As against these considerations, Commercial Union has emphasized some authority from other jurisdictions for the general argument that it would be unjust to deprive the compensation carrier of interest on the money it has paid out. We find the authority from other jurisdictions of limited value. The rationale for allowing interest in Breaux v. Roy Young, Inc., 397 So. 2d 1384 (La. App. 3d Cir. 1981) is not clear, and none of the cases supports more than post-verdict interest. See Becker v. Huss Co., 43 N.Y.2d 527, 373 N.E.2d 1205, 402 N.Y.S.2d 980 (1978); Fireman’s Fund Indemnity Co. v. Batts, 11 N.J. Super. 242, 78 A.2d 293 (1951). See also 2A A. Larson, The Law of Workmen’s Compensation § 74.32(d) (1983).

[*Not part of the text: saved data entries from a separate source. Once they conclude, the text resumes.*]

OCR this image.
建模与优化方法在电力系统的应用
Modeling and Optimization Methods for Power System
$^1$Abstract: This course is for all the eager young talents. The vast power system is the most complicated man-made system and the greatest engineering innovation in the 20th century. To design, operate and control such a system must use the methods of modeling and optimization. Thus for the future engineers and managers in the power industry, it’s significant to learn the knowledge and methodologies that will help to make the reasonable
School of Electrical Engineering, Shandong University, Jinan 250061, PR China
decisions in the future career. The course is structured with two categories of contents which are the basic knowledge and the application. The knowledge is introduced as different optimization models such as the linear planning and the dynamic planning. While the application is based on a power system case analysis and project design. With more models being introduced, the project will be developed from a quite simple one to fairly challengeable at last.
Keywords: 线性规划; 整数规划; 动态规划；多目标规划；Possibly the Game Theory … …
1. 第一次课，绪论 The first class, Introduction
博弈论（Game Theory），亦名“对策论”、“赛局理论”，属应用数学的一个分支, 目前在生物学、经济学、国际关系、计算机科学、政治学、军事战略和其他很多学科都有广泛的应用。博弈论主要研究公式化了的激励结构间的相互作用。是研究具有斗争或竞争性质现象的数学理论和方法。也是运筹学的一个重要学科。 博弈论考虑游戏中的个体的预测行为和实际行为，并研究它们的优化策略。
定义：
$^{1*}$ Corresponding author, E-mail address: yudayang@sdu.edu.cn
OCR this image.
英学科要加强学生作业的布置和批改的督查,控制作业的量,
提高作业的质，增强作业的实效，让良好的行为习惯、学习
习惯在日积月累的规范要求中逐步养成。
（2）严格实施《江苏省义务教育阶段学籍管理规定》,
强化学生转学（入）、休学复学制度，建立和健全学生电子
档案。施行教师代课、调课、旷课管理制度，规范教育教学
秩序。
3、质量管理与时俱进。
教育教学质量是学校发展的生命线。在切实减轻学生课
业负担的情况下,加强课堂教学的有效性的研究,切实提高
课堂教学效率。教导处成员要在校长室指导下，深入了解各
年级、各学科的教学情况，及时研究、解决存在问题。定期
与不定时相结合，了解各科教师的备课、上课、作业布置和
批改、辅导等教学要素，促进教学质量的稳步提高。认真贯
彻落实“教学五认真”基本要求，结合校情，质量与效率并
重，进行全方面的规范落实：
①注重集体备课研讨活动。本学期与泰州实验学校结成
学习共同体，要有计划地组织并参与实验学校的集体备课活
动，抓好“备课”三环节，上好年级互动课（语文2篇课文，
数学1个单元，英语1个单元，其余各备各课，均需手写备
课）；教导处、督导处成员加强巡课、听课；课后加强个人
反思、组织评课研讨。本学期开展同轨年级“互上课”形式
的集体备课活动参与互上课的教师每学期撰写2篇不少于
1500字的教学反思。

They do not, therefore, support the broad principle that Commercial *734Union espouses in seeking interest from the date of the third-party writ.

Indeed, it is questionable whether Commercial Union is even in a position to invoke the general principle that interest is awarded to compensate for the loss of the use of the money. The terms on which a workers’ compensation carrier may conduct business and charge premium rates are all subject to regulation under State statute. See RSA 412:8 — :13. In passing on the propriety of the carrier’s premium rates, the insurance commissioner may consider the fact that RSA chapter 281 allows the company no interest on benefits recaptured under the lien of RSA 281:14,1 (Supp. 1983).

Therefore, to the extent that there may be anything “unfair” about the failure of RSA chapter 281 to provide such interest, that unfairness may be addressed in setting the appropriate premiums under RSA 412:8-: 12. Whatever a carrier can be said to lose under the one statute, it has the opportunity to gain under the other, with the ultimate result of obtaining premium income that is “just and reasonable and adequate for the risks” against which the carrier insures. RSA 412:8. Needless to say, if the legislature should decide that it would be preferable to broaden the carrier’s lien to include interest, in order to lessen the potential burden of premium rates, RSA chapter 281 may be amended accordingly.

Remanded.

Douglas, J., did not sit; the others concurred.